In the dining-room I have put up dark-green paper shades to the four windows, furnished it with a pine table, a side-table, which I covered with oil-cloth, which comes a yard square, some nice, substantial chairs, a lounge, a rocking chair, a good hemp carpet, and, on the mantle, a handsome little clock. The dining-table I have covered with a home-made cloth, a piece of my own handiwork. It is made of black broadcloth, to fall over the edge of the table some eight or ten inches, and is braided with woollen braid, a lighter shade than the cloth, in a neat pattern. The woollen braid looks very well. Flannel may be used instead of broadcloth. This is the way you do it:

Transfer the intended design to French tissue paper; paste the edges of the paper on the cloth; sow on the orange braid (if you have two colors, say orange and green) with fine silk of the same color; tear off all the paper, and sew the remaining color of braid on close to the orange. This will make a pretty cover for a table, piano, melodeon, or on a cheaper scale, a pine table.

Shall I tell you how I circumvented a sly old rat whom no trap could catch and no cat pounce upon, and a countless and every where present host of little red ants at the same time, and by means of one simple contrivance? Well, I got a strong tin box made, with a suitable fastening to the cover, and a grated shelf inside, on which to keep my eatables.

Mr. Rat was left out in the cold. For a defence against the ants, I had it made with four legs, each of which is set in a saucer of water. This is the only sure remedy for the ant pest that I have found--and ants are a terrible nuisance here. 

About my qualifications as a practical cook, I suspect you are skeptical. Somebody else, who ought to know, thinks I am a famous housewife.

Do you not know that I have lived in Florida, "roughed it" in a log cabin, and learned how to make much out of little? My dinners might not suit a pampered epicure; but I can truly say that due justice is generally done them when on the table. Wouldn't you like to know what we had for dinner today? I am not going to tell you, but one dish I am sure must be new to you, so I will give you my recipe:

POTATO PAN-PIE.--I take four or five large sweet potatoes, pare and cut in small pieces, and boil till cooked through. Pour off the water and put them in a baking dish, then put in three heaping table spoonful's of sugar, a tablespoonful of butter, a little salt, an little nutmeg, and last, a cup of cold water; then make a crust like piecrust, but much thicker, and just large enough to cover the dish; cut a slit in the crust, and put it on top of the potatoes, and bake till a light brown. This dish is not a fancy one for a light dessert, but a good substantial part of a meal, and is pronounced excellent. I could fill a letter, (and perhaps I may one of these days,) with the different ways of preparing our best of all vegetables--the sweet potato, but for the present I must close.

Yours, as ever,

SourceRural Carolinian 1:3 (Dec. 1869): 190-191.


Questions to Consider

  1. Marie writes of her "reconstructed" household. What does she mean by that? What has been "reconstructed" and in what ways?

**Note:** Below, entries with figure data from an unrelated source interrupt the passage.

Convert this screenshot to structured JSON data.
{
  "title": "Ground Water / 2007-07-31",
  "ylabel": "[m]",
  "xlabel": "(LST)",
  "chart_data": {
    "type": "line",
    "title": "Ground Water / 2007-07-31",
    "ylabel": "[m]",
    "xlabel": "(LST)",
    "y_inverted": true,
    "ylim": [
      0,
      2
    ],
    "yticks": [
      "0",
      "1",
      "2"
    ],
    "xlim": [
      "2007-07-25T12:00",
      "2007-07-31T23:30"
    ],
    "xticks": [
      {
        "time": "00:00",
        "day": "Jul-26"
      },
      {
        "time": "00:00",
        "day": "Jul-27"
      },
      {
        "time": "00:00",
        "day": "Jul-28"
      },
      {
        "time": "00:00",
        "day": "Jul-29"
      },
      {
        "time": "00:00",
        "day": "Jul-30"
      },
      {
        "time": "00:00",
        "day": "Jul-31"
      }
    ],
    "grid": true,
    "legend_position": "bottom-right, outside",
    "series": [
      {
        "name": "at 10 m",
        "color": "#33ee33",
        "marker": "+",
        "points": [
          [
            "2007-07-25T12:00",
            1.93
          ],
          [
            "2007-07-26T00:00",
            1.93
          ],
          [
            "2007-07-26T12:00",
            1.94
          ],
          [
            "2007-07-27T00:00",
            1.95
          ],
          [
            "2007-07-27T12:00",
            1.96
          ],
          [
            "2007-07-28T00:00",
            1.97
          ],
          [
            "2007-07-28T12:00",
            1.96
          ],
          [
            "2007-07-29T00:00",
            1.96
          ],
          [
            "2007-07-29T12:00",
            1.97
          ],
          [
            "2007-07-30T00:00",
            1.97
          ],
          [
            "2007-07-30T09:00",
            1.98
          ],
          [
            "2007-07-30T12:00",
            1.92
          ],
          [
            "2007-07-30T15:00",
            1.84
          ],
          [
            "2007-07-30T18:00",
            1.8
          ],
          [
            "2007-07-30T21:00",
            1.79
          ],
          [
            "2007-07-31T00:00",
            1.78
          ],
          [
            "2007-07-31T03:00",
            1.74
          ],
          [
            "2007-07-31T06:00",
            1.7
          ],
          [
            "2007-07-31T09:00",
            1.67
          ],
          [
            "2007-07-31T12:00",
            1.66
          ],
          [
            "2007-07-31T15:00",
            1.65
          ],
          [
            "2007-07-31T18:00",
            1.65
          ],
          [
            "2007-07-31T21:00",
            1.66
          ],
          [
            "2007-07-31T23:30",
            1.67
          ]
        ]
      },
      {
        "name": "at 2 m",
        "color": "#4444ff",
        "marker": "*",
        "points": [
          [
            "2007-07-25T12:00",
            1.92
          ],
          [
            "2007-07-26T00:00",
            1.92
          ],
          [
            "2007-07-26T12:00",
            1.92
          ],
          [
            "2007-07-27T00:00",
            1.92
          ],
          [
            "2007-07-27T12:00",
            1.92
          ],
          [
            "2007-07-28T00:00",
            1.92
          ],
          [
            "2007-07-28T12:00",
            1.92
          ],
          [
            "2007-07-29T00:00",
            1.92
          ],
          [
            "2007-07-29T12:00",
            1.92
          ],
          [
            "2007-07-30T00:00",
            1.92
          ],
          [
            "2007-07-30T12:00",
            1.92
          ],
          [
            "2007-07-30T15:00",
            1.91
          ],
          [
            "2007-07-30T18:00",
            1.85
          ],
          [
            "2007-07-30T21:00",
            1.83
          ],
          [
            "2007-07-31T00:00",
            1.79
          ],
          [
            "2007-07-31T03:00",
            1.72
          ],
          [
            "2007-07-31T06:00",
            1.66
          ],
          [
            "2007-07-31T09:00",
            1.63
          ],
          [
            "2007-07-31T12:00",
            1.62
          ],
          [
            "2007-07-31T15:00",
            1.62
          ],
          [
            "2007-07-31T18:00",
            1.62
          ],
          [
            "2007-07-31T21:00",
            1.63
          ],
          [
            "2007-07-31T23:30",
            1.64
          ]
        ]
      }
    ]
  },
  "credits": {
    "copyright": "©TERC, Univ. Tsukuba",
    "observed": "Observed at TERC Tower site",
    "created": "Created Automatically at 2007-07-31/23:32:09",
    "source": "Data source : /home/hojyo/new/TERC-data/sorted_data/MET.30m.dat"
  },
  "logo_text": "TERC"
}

  2. In this process of Reconstruction, Marie has changed, but in what ways?

  3. How has Marie's personal transformation changed the way she thinks about herself and her place in social and family life?

  4. Why do you think Marie closed her letter with a recipe for sweet potato pie? What kind of message do you think she's trying to convey about not just gender, but race and labor and politics too?

  5. Why do you think the editor of the Rural Carolinian chose to publish this letter? Who do you think his target audience was, and what do you think he wanted that audience to learn from Marie's letter?